Une mise en scène inspirée. Au départ, ce film est né d’un échec : Olivier Assayas devait tourner un long métrage au Canada, annulé la veille du tournage. Il a aussitôt commencé à écrire cette histoire sur une page blanche. De manière inconsciente, est née alors cette histoire d’une jeune femme qui veut entrer en contact avec Lewis, son frère jumeau, qui a succombé à l’affection cardiaque dont elle est, elle-même, atteinte. Evoquant les mannes de Victor Hugo et de son Livre des tables, où le patriarche faisait état de ses séances de spiritisme, Assayas signe un thriller dont le fantastique devient de plus en plus flippant au gré des séquences, sans pour autant tomber dans la moindre caricature. Ainsi l’apparition de l’esprit est d’une grande poésie visuelle. Si les séquences avec un Victor Hugo incarné par Benjamin Biolay n’apporte rien de bouleversant à son film, tout le reste de l’opus mérite l’argument le prix de la Mise en scène, récolté au dernier Festival de Cannes.

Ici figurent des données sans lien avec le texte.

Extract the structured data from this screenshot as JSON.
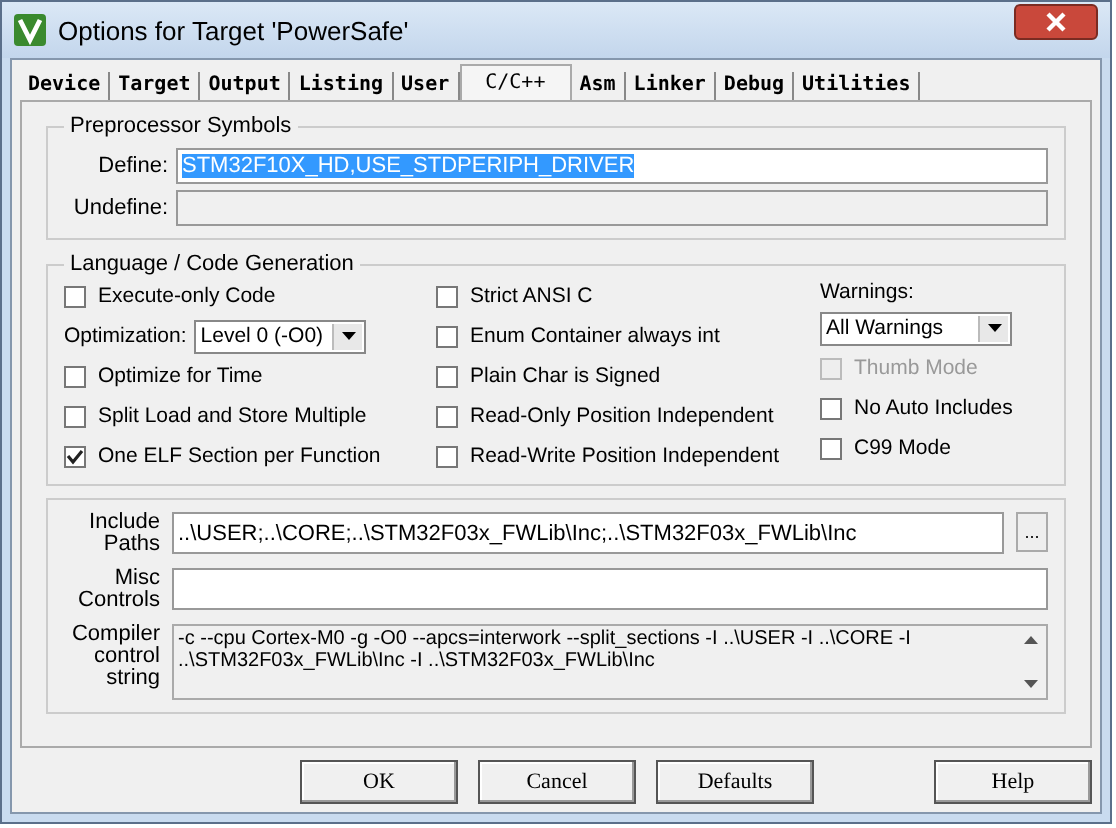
{
  "window": {
    "title": "Options for Target 'PowerSafe'"
  },
  "tabs": [
    {
      "label": "Device",
      "selected": false
    },
    {
      "label": "Target",
      "selected": false
    },
    {
      "label": "Output",
      "selected": false
    },
    {
      "label": "Listing",
      "selected": false
    },
    {
      "label": "User",
      "selected": false
    },
    {
      "label": "C/C++",
      "selected": true
    },
    {
      "label": "Asm",
      "selected": false
    },
    {
      "label": "Linker",
      "selected": false
    },
    {
      "label": "Debug",
      "selected": false
    },
    {
      "label": "Utilities",
      "selected": false
    }
  ],
  "preprocessor": {
    "title": "Preprocessor Symbols",
    "define": {
      "label": "Define:",
      "value": "STM32F10X_HD,USE_STDPERIPH_DRIVER",
      "highlighted": true
    },
    "undefine": {
      "label": "Undefine:",
      "disabled": true
    }
  },
  "codegen": {
    "title": "Language / Code Generation",
    "left": [
      {
        "kind": "checkbox",
        "label": "Execute-only Code",
        "checked": false
      },
      {
        "kind": "select",
        "label": "Optimization:",
        "value": "Level 0 (-O0)"
      },
      {
        "kind": "checkbox",
        "label": "Optimize for Time",
        "checked": false
      },
      {
        "kind": "checkbox",
        "label": "Split Load and Store Multiple",
        "checked": false
      },
      {
        "kind": "checkbox",
        "label": "One ELF Section per Function",
        "checked": true
      }
    ],
    "middle": [
      {
        "kind": "checkbox",
        "label": "Strict ANSI C",
        "checked": false
      },
      {
        "kind": "checkbox",
        "label": "Enum Container always int",
        "checked": false
      },
      {
        "kind": "checkbox",
        "label": "Plain Char is Signed",
        "checked": false
      },
      {
        "kind": "checkbox",
        "label": "Read-Only Position Independent",
        "checked": false
      },
      {
        "kind": "checkbox",
        "label": "Read-Write Position Independent",
        "checked": false
      }
    ],
    "right": [
      {
        "kind": "heading",
        "label": "Warnings:"
      },
      {
        "kind": "select",
        "value": "All Warnings"
      },
      {
        "kind": "checkbox",
        "label": "Thumb Mode",
        "checked": false,
        "disabled": true
      },
      {
        "kind": "checkbox",
        "label": "No Auto Includes",
        "checked": false,
        "disabled": false
      },
      {
        "kind": "checkbox",
        "label": "C99 Mode",
        "checked": false,
        "disabled": false
      }
    ]
  },
  "paths": [
    {
      "kind": "field",
      "label": "Include Paths",
      "value": "..\\USER;..\\CORE;..\\STM32F03x_FWLib\\Inc;..\\STM32F03x_FWLib\\Inc",
      "browse": "..."
    },
    {
      "kind": "field",
      "label": "Misc Controls"
    },
    {
      "kind": "text-area",
      "label": "Compiler control string",
      "value": "-c --cpu Cortex-M0 -g -O0 --apcs=interwork --split_sections -I ..\\USER -I ..\\CORE -I ..\\STM32F03x_FWLib\\Inc -I ..\\STM32F03x_FWLib\\Inc"
    }
  ],
  "buttons": [
    {
      "label": "OK"
    },
    {
      "label": "Cancel"
    },
    {
      "label": "Defaults"
    },
    {
      "label": "Help"
    }
  ]
}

Une actrice hitchcockienne. De bout en bout, le film est porté par une Kristen Stewart magnifique et qui promène sa silhouette de jeune femme mystérieuse tout au long de ce voyage intérieur. C’est la première fois qu’on se dit qu’une actrice de cette génération aurait été parfaite dans un film d’Hitchcock. Car, la sobriété de son jeu, la grâce de ses déplacements, permet au spectateur de vibrer à son côté, de suivre Maureen victime de ses propres démons. L’actrice raconte : « Je voulais que l’on ressente que Maureen est une jumelle, à la recherche d’une complémentarité perdue avec son frère mort. Je l’ai donc imaginé avec un look très simple, presque androgyne. Son apparence reflète aussi son rapport amour/haine avec le monde de la mode. Le choix des vêtements fut donc très important. En ce qui concerne la préparation du film, je ne lis le scénario qu’une fois, et je refuse de le relire car je veux découvrir les scènes chaque nouveau jour du tournage. Je n’ai rien eu de particulier à apprendre pour ce film. » Comme à l’accoutumée, Olivier Assayas n’a pas manqué son casting ce qui confère à l’histoire
une vraie profondeur. Ainsi avec Lars Eidinger et surtout Anders Danielsen Lie, un acteur dont chaque apparition ne peut susciter le moindre commentaire banal.
Film d’une métamorphose, Personal Shopper est un film qui montre, une fois de plus, la facilité qu’a Olivier Assayas de se glisser dans les univers les plus variés, nourrissant ses plans de références discrètes à bien des genres cinématographiques. Et là, le démon lui va bien…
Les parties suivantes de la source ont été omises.